ASPIRE: Greta ThunbergFRIDAYS FOR FUTURE

Greta Thunberg, the 16 year old climate activist who has captured global attention and is credited with sparking the Fridays for Future movement in schools across the world, was initiated into the world of climate activism via a solitary demonstration in front of the Swedish Parliament in August 2018. For her second demonstration—one week later in the same place— she had company and the movement has grown from there. In an impassioned address to the UN Climate Action Summit on September 23rd, 2019, she challenged the assembled world leaders with the words “how dare you” four times in four minutes.
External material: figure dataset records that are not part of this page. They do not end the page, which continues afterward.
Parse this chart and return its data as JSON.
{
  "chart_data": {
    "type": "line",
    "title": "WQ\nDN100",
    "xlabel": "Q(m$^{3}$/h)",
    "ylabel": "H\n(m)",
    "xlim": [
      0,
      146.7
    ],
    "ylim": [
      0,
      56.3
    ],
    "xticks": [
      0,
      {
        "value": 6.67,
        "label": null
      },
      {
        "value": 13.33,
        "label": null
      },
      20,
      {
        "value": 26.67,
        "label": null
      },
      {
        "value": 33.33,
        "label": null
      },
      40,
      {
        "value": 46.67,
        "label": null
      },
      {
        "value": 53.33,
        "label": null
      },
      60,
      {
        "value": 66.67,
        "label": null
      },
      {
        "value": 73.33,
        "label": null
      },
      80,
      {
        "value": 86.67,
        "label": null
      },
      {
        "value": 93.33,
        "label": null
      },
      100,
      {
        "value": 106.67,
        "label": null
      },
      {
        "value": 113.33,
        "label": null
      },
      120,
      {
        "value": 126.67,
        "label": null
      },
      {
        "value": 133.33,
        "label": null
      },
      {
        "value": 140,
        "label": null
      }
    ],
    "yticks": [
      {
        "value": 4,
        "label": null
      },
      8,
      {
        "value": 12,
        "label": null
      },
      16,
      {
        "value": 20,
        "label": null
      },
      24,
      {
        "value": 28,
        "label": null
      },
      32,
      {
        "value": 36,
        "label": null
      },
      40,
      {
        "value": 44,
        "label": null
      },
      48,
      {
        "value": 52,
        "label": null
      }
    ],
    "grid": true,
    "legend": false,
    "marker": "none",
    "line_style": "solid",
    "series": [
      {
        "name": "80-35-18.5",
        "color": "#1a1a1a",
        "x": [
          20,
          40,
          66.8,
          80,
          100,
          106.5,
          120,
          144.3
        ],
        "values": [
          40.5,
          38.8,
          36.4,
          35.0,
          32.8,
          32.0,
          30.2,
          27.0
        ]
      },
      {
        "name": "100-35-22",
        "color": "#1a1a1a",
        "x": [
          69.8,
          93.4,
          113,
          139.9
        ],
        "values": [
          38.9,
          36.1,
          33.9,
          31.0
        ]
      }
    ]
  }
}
After calculating both the urgency of the situation in overwhelming figures and the bewildering lack of response, she concludes with the direct remark, “There will not be any solutions or plans presented in line with these figures here today because these numbers are too uncomfortable and you are still not mature enough to tell it like it is. You are failing us.”

“People are suffering. People are dying. Entire ecosystems are collapsing. We are in the beginning of a mass extinction and all you can talk about is money and fairy tales of eternal economic growth. How dare you.”

In her 2018 TED Talk, Greta discusses her depression stemming from environmental stress and despair, and her ensuing diagnosis with Asperger’s Syndrome, obsessivecompulsive disorder, and selective mutism. “That basically means I only speak when I think it’s necessary,” she explains, “Now is one of those moments.” The first international student led climate strike, orchestrated through Fridays for Future, was held on March 15th in over 2,000 cities across 125 countries and boasted over 1.6 million strikers. The Global Climate Strike that took place September 20 - 27, 2019 saw 7.6 million strikers across 6,135 actions in 185 countries between the two Fridays that fell in that week. The student run fridaysforfuture.org is a hub for the youth climate activism started by Thunberg and includes resources such as communication channels, suggested language and form letters, school absence permission slips penned by climate scientists and psychologists, sign-up forms, and the like. It also acts as an aggregator of Thunberg’s and the movements’ various social media profiles. “I want people to panic,” Greta has been known to say. If the world wasn’t awake to the urgency of climate change before Greta Thunberg sat alone in front of the Swedish Parliament last August, they are now. Her dedication to an honest, global reckoning of the climate crisis has inspired an entire generation and has the attention of the world. Go Greta.